Знакомый теперь князю Никите митавский замок Кетлеров, где жила герцогиня со своею свитою, был почти на целое столетие старее Освальда, но имел гораздо более современный вид, даже снаружи, не говоря уже о внутреннем убранстве. Два высоких со стрельчатыми сводами и окнами зала, которые миновали гости, имели строгий, до мельчайших подробностей, характер глубокой старины, тщательно сохраненной. Узкая галерея, с длинным рядом фамильных портретов графов Освальдов, вела в церковь, где начиналась обедня. Эта церковь, освещенная прозрачною мозаикой мелких разноцветных стекол, с открытым католическим алтарем, была невелика. Впрочем, и гостей, допущенных сюда, было немного. Впереди, в особом, обтянутом красным сукном месте, сидел сам старик граф Освальд, одетый в черный бархатный кафтан покроя шестнадцатого столетия. На плечах у него была графская мантия. Гости разместились по скамейкам: в первых рядах дамы, мужчины — позади.

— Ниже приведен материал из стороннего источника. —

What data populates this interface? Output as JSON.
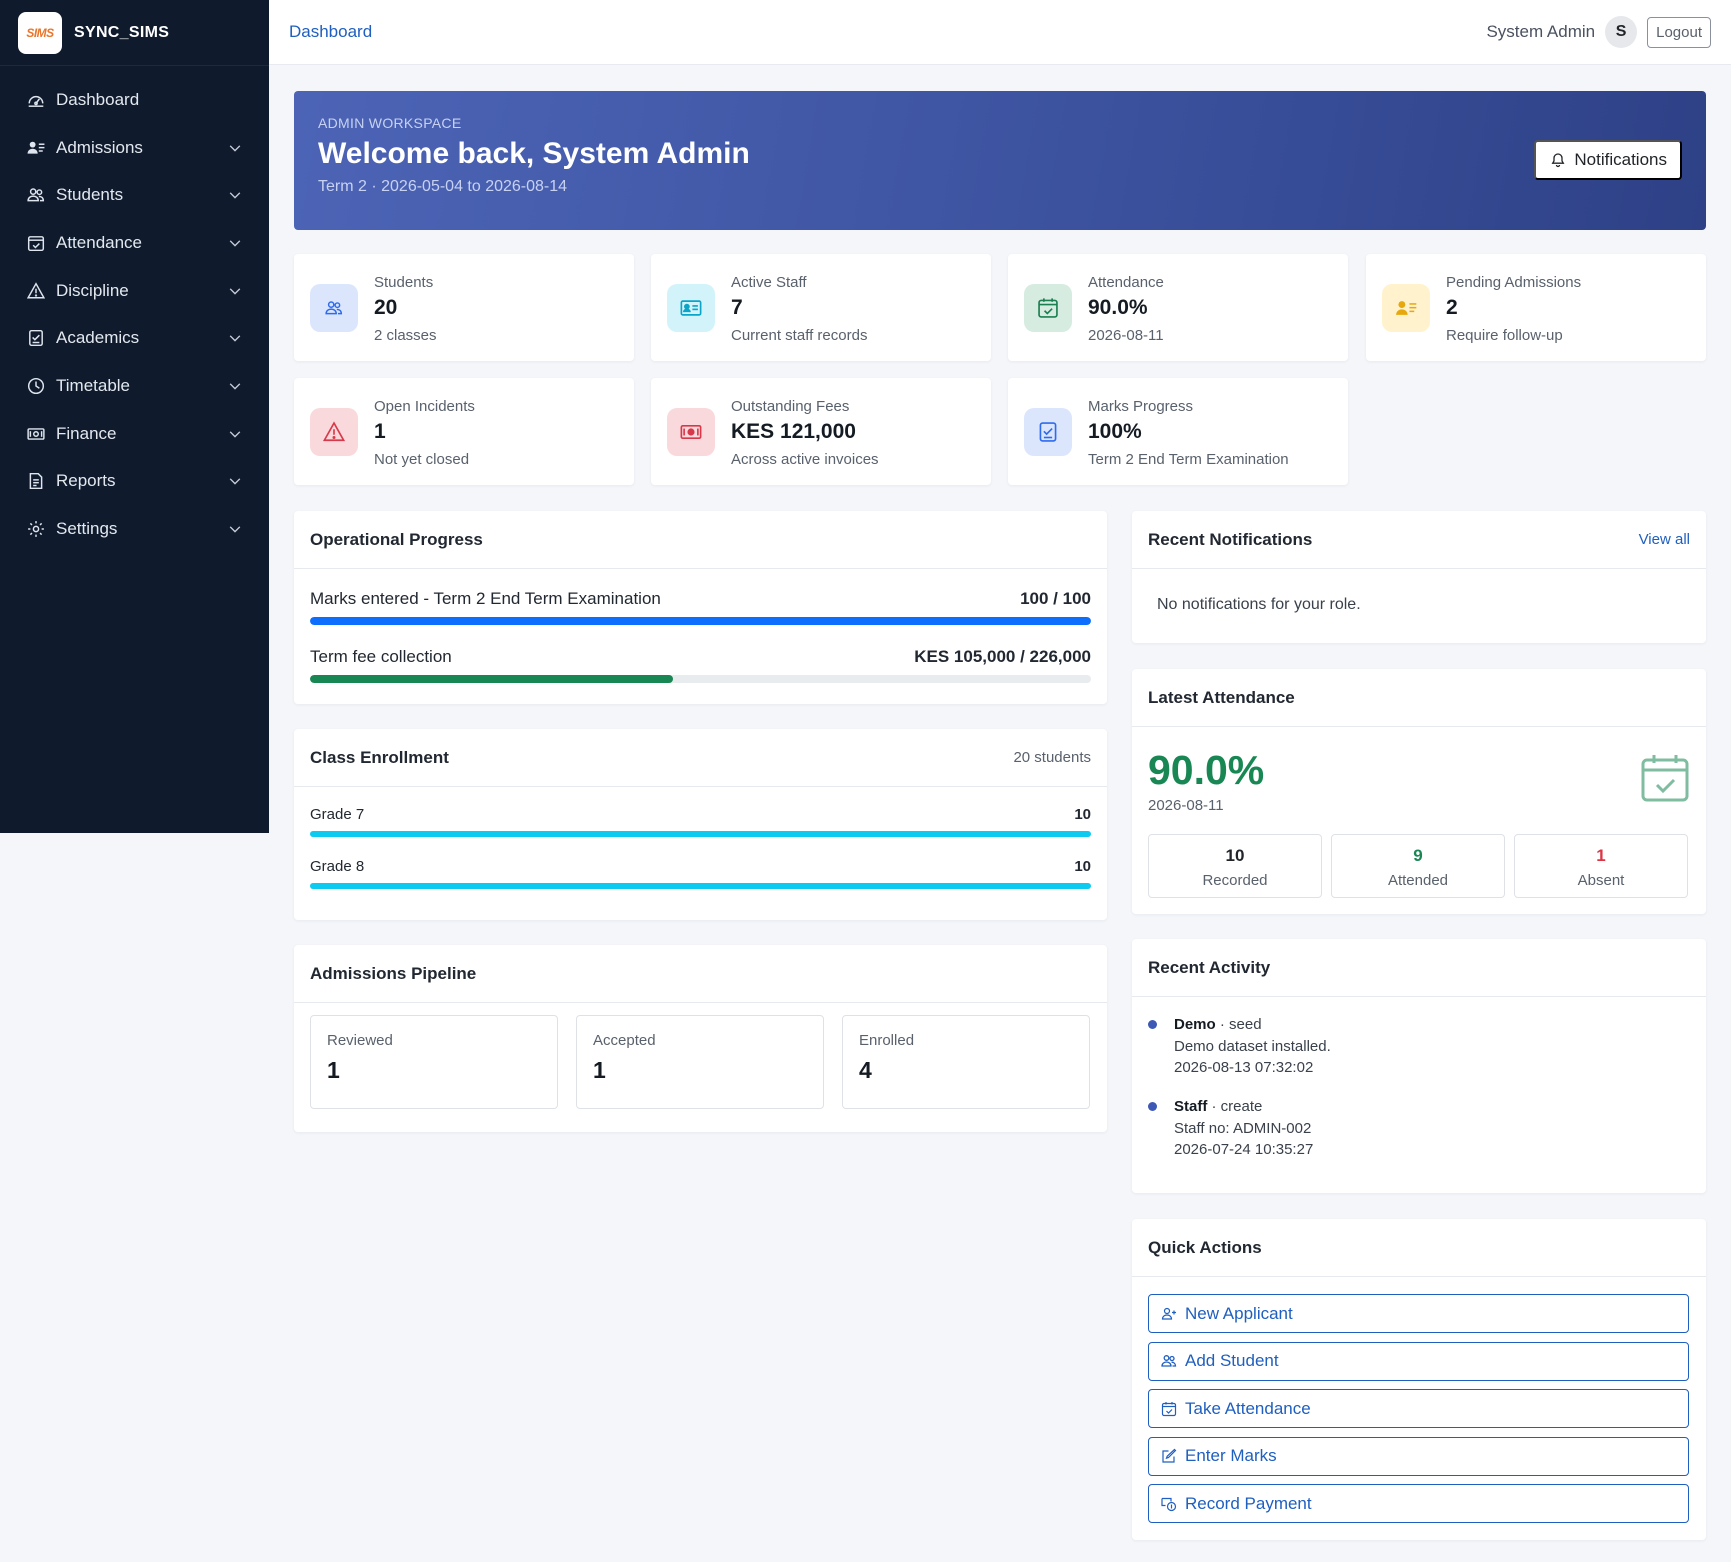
{
  "brand": {
    "name": "SYNC_SIMS",
    "logo_text": "SIMS"
  },
  "sidebar": {
    "items": [
      {
        "label": "Dashboard",
        "icon": "dashboard-icon"
      },
      {
        "label": "Admissions",
        "icon": "admissions-icon"
      },
      {
        "label": "Students",
        "icon": "students-icon"
      },
      {
        "label": "Attendance",
        "icon": "attendance-icon"
      },
      {
        "label": "Discipline",
        "icon": "discipline-icon"
      },
      {
        "label": "Academics",
        "icon": "academics-icon"
      },
      {
        "label": "Timetable",
        "icon": "timetable-icon"
      },
      {
        "label": "Finance",
        "icon": "finance-icon"
      },
      {
        "label": "Reports",
        "icon": "reports-icon"
      },
      {
        "label": "Settings",
        "icon": "settings-icon"
      }
    ]
  },
  "topbar": {
    "breadcrumb": "Dashboard",
    "user_name": "System Admin",
    "avatar_initial": "S",
    "logout_label": "Logout"
  },
  "hero": {
    "kicker": "ADMIN WORKSPACE",
    "title": "Welcome back, System Admin",
    "term": "Term 2 · 2026-05-04 to 2026-08-14",
    "notifications_label": "Notifications"
  },
  "stats": [
    {
      "label": "Students",
      "value": "20",
      "sub": "2 classes",
      "icon": "students-icon",
      "tile_color": "#dbe6fd",
      "icon_color": "#2f6bed"
    },
    {
      "label": "Active Staff",
      "value": "7",
      "sub": "Current staff records",
      "icon": "id-card-icon",
      "tile_color": "#d3f3fb",
      "icon_color": "#0aa5c8"
    },
    {
      "label": "Attendance",
      "value": "90.0%",
      "sub": "2026-08-11",
      "icon": "calendar-check-icon",
      "tile_color": "#d7ece1",
      "icon_color": "#1c7f50"
    },
    {
      "label": "Pending Admissions",
      "value": "2",
      "sub": "Require follow-up",
      "icon": "person-lines-icon",
      "tile_color": "#fff2cc",
      "icon_color": "#e7a80d"
    },
    {
      "label": "Open Incidents",
      "value": "1",
      "sub": "Not yet closed",
      "icon": "warning-icon",
      "tile_color": "#f9d9dc",
      "icon_color": "#d8394a"
    },
    {
      "label": "Outstanding Fees",
      "value": "KES 121,000",
      "sub": "Across active invoices",
      "icon": "cash-icon",
      "tile_color": "#f9d9dc",
      "icon_color": "#d8394a"
    },
    {
      "label": "Marks Progress",
      "value": "100%",
      "sub": "Term 2 End Term Examination",
      "icon": "checklist-icon",
      "tile_color": "#dbe6fd",
      "icon_color": "#2f6bed"
    }
  ],
  "operational": {
    "title": "Operational Progress",
    "rows": [
      {
        "label": "Marks entered - Term 2 End Term Examination",
        "value": "100 / 100",
        "fraction": 1.0,
        "color": "#0d6efd"
      },
      {
        "label": "Term fee collection",
        "value": "KES 105,000 / 226,000",
        "fraction": 0.4646,
        "color": "#198754"
      }
    ]
  },
  "enrollment": {
    "title": "Class Enrollment",
    "total": "20 students",
    "rows": [
      {
        "label": "Grade 7",
        "value": "10",
        "fraction": 1.0
      },
      {
        "label": "Grade 8",
        "value": "10",
        "fraction": 1.0
      }
    ],
    "bar_color": "#0dcaf0"
  },
  "pipeline": {
    "title": "Admissions Pipeline",
    "stages": [
      {
        "label": "Reviewed",
        "value": "1"
      },
      {
        "label": "Accepted",
        "value": "1"
      },
      {
        "label": "Enrolled",
        "value": "4"
      }
    ]
  },
  "notifications": {
    "title": "Recent Notifications",
    "view_all": "View all",
    "empty": "No notifications for your role."
  },
  "latest_attendance": {
    "title": "Latest Attendance",
    "rate": "90.0%",
    "date": "2026-08-11",
    "boxes": [
      {
        "value": "10",
        "label": "Recorded",
        "color": "#212529"
      },
      {
        "value": "9",
        "label": "Attended",
        "color": "#198754"
      },
      {
        "value": "1",
        "label": "Absent",
        "color": "#dc3545"
      }
    ]
  },
  "activity": {
    "title": "Recent Activity",
    "items": [
      {
        "module": "Demo",
        "action": " · seed",
        "detail": "Demo dataset installed.",
        "time": "2026-08-13 07:32:02"
      },
      {
        "module": "Staff",
        "action": " · create",
        "detail": "Staff no: ADMIN-002",
        "time": "2026-07-24 10:35:27"
      }
    ]
  },
  "quick_actions": {
    "title": "Quick Actions",
    "items": [
      {
        "label": "New Applicant",
        "icon": "person-plus-icon"
      },
      {
        "label": "Add Student",
        "icon": "students-icon"
      },
      {
        "label": "Take Attendance",
        "icon": "calendar-check-icon"
      },
      {
        "label": "Enter Marks",
        "icon": "pencil-square-icon"
      },
      {
        "label": "Record Payment",
        "icon": "cash-coin-icon"
      }
    ]
  },
  "colors": {
    "sidebar_bg": "#0f1b2d",
    "accent": "#1f5fbf",
    "hero_from": "#4d64b6",
    "hero_to": "#2e4187",
    "success": "#198754",
    "danger": "#dc3545"
  }
}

Вся эта обстановка замка и граф в своем черном одеянии резали глаз непривычною важностью и по-своему были величественно красивы, но как-то уж слишком «по-своему», в особенности, в сравнении с шуршавшею своим атласом и шелком толпою гостей, в нарядах, к которым привык глаз Волконского.
Но Никита Федорович не обращал почти ни на кого и ни на что внимания, потому что та, для которой он приехал, была здесь.

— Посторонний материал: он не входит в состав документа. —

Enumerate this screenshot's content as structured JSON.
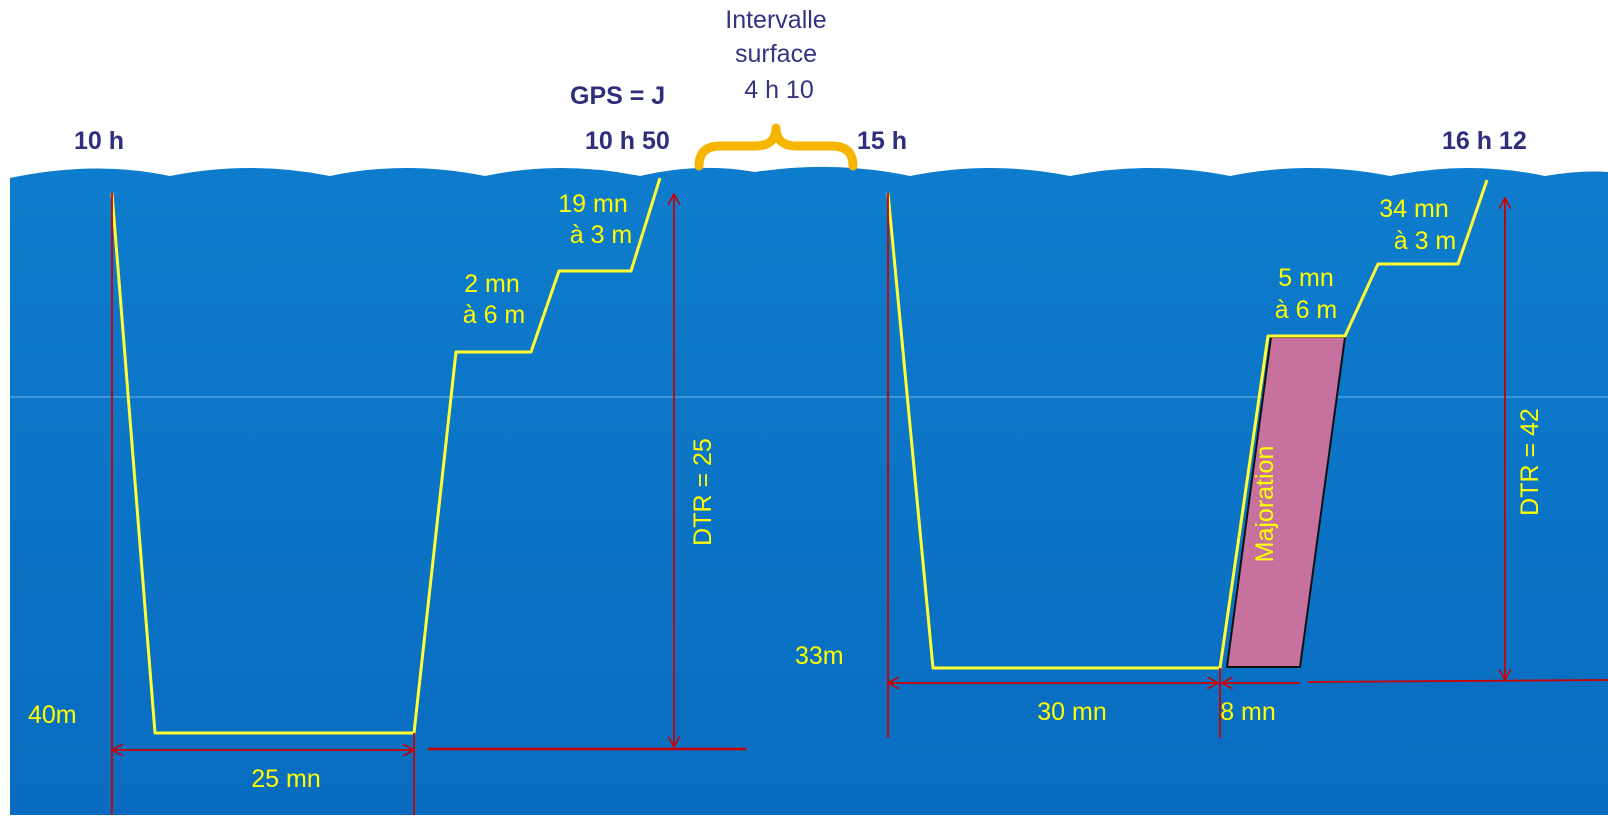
{
  "colors": {
    "sea_top": "#0d78c8",
    "sea_bottom": "#0a6fc2",
    "profile": "#ffff33",
    "measure": "#cc0000",
    "majoration_fill": "#c7719e",
    "brace": "#f7b500",
    "label_dark": "#2e2e7c",
    "label_light": "#ffff00"
  },
  "surface_interval": {
    "line1": "Intervalle",
    "line2": "surface",
    "line3": "4 h 10",
    "brace_icon": "curly-brace"
  },
  "dive1": {
    "start_time": "10 h",
    "end_time": "10 h 50",
    "gps": "GPS = J",
    "depth": "40m",
    "bottom_time": "25 mn",
    "stop_6m_line1": "2 mn",
    "stop_6m_line2": "à 6 m",
    "stop_3m_line1": "19 mn",
    "stop_3m_line2": "à 3 m",
    "dtr": "DTR = 25"
  },
  "dive2": {
    "start_time": "15 h",
    "end_time": "16 h 12",
    "depth": "33m",
    "bottom_time": "30 mn",
    "majoration_time": "8 mn",
    "majoration_label": "Majoration",
    "stop_6m_line1": "5 mn",
    "stop_6m_line2": "à 6 m",
    "stop_3m_line1": "34 mn",
    "stop_3m_line2": "à 3 m",
    "dtr": "DTR = 42"
  }
}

Бестужев нарочно явился с дочерью в Освальд, желая показать, что его дела идут вовсе не дурно и что он совершенно спокоен и весел.

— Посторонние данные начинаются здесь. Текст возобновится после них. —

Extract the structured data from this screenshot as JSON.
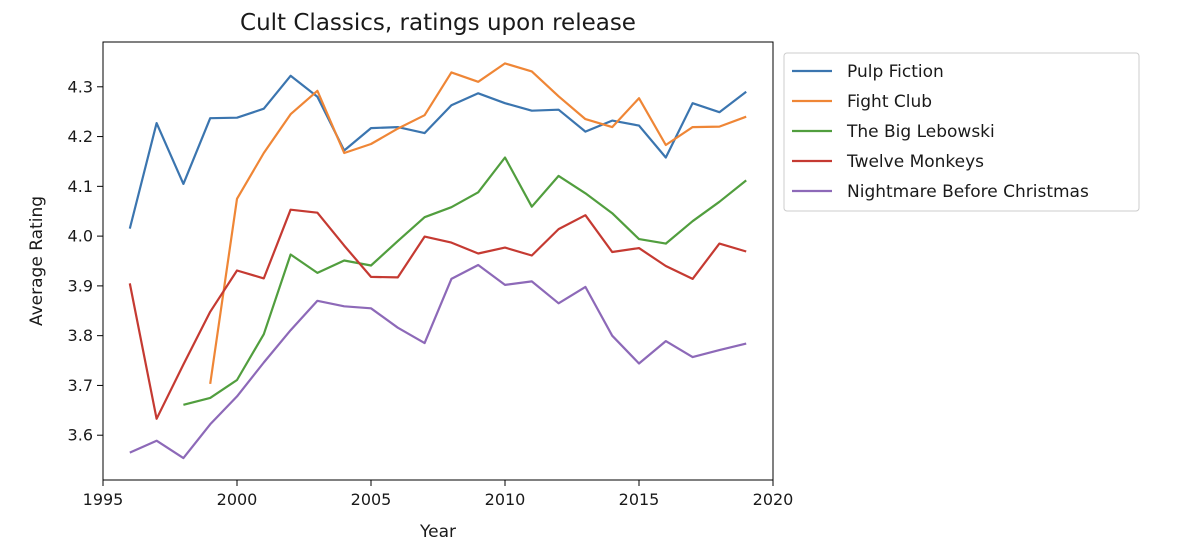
{
  "chart_data": {
    "type": "line",
    "title": "Cult Classics, ratings upon release",
    "xlabel": "Year",
    "ylabel": "Average Rating",
    "xlim": [
      1995,
      2020
    ],
    "ylim": [
      3.51,
      4.39
    ],
    "xticks": [
      1995,
      2000,
      2005,
      2010,
      2015,
      2020
    ],
    "yticks": [
      3.6,
      3.7,
      3.8,
      3.9,
      4.0,
      4.1,
      4.2,
      4.3
    ],
    "ytick_labels": [
      "3.6",
      "3.7",
      "3.8",
      "3.9",
      "4.0",
      "4.1",
      "4.2",
      "4.3"
    ],
    "grid": false,
    "legend_position": "outside-top-right",
    "series": [
      {
        "name": "Pulp Fiction",
        "color": "#3b75af",
        "x": [
          1996,
          1997,
          1998,
          1999,
          2000,
          2001,
          2002,
          2003,
          2004,
          2005,
          2006,
          2007,
          2008,
          2009,
          2010,
          2011,
          2012,
          2013,
          2014,
          2015,
          2016,
          2017,
          2018,
          2019
        ],
        "y": [
          4.015,
          4.227,
          4.105,
          4.237,
          4.238,
          4.256,
          4.322,
          4.28,
          4.172,
          4.217,
          4.219,
          4.207,
          4.263,
          4.287,
          4.267,
          4.252,
          4.254,
          4.21,
          4.232,
          4.222,
          4.158,
          4.267,
          4.249,
          4.29
        ]
      },
      {
        "name": "Fight Club",
        "color": "#ef8636",
        "x": [
          1999,
          2000,
          2001,
          2002,
          2003,
          2004,
          2005,
          2006,
          2007,
          2008,
          2009,
          2010,
          2011,
          2012,
          2013,
          2014,
          2015,
          2016,
          2017,
          2018,
          2019
        ],
        "y": [
          3.703,
          4.075,
          4.167,
          4.245,
          4.292,
          4.167,
          4.185,
          4.216,
          4.243,
          4.329,
          4.31,
          4.347,
          4.331,
          4.281,
          4.235,
          4.219,
          4.277,
          4.183,
          4.219,
          4.22,
          4.24
        ]
      },
      {
        "name": "The Big Lebowski",
        "color": "#519e3e",
        "x": [
          1998,
          1999,
          2000,
          2001,
          2002,
          2003,
          2004,
          2005,
          2006,
          2007,
          2008,
          2009,
          2010,
          2011,
          2012,
          2013,
          2014,
          2015,
          2016,
          2017,
          2018,
          2019
        ],
        "y": [
          3.661,
          3.675,
          3.711,
          3.803,
          3.963,
          3.926,
          3.951,
          3.941,
          3.99,
          4.038,
          4.058,
          4.088,
          4.158,
          4.059,
          4.121,
          4.086,
          4.046,
          3.994,
          3.985,
          4.03,
          4.069,
          4.112
        ]
      },
      {
        "name": "Twelve Monkeys",
        "color": "#c53a32",
        "x": [
          1996,
          1997,
          1998,
          1999,
          2000,
          2001,
          2002,
          2003,
          2004,
          2005,
          2006,
          2007,
          2008,
          2009,
          2010,
          2011,
          2012,
          2013,
          2014,
          2015,
          2016,
          2017,
          2018,
          2019
        ],
        "y": [
          3.905,
          3.633,
          3.742,
          3.848,
          3.931,
          3.915,
          4.053,
          4.047,
          3.981,
          3.918,
          3.917,
          3.999,
          3.987,
          3.965,
          3.977,
          3.961,
          4.014,
          4.042,
          3.968,
          3.976,
          3.94,
          3.914,
          3.985,
          3.969
        ]
      },
      {
        "name": "Nightmare Before Christmas",
        "color": "#8d69b8",
        "x": [
          1996,
          1997,
          1998,
          1999,
          2000,
          2001,
          2002,
          2003,
          2004,
          2005,
          2006,
          2007,
          2008,
          2009,
          2010,
          2011,
          2012,
          2013,
          2014,
          2015,
          2016,
          2017,
          2018,
          2019
        ],
        "y": [
          3.565,
          3.589,
          3.554,
          3.622,
          3.678,
          3.746,
          3.811,
          3.87,
          3.859,
          3.855,
          3.816,
          3.785,
          3.914,
          3.942,
          3.902,
          3.909,
          3.865,
          3.898,
          3.8,
          3.744,
          3.789,
          3.757,
          3.771,
          3.784
        ]
      }
    ]
  }
}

Служба была продолжительна. Сначала патер произнес длинную проповедь по-немецки, потом началась торжественная обедня при звуках органа и пения. Волконский нетерпеливо ждал окончания службы, чтобы иметь возможность подойти и заговорить с Аграфеной Петровной, но эта возможность представилась не скоро. Когда вышли из церкви, Бестужева с отцом и прочими важными людьми прошла вперед, и Никите Федоровичу неудобно было попасть в их среду; но он видел, что Аграфена Петровна, пройдя мимо него, заметила его и знала, что он здесь и любит ее, и восхищается ею. Этим сознанием он утешился.
После обедни граф, перейдя в зал, приветствовал важных гостей и здоровался с остальными, которые по очереди подходили к нему и которых, не ошибаясь, называл графу мажордом, неизвестно как и откуда уже узнавший их имена.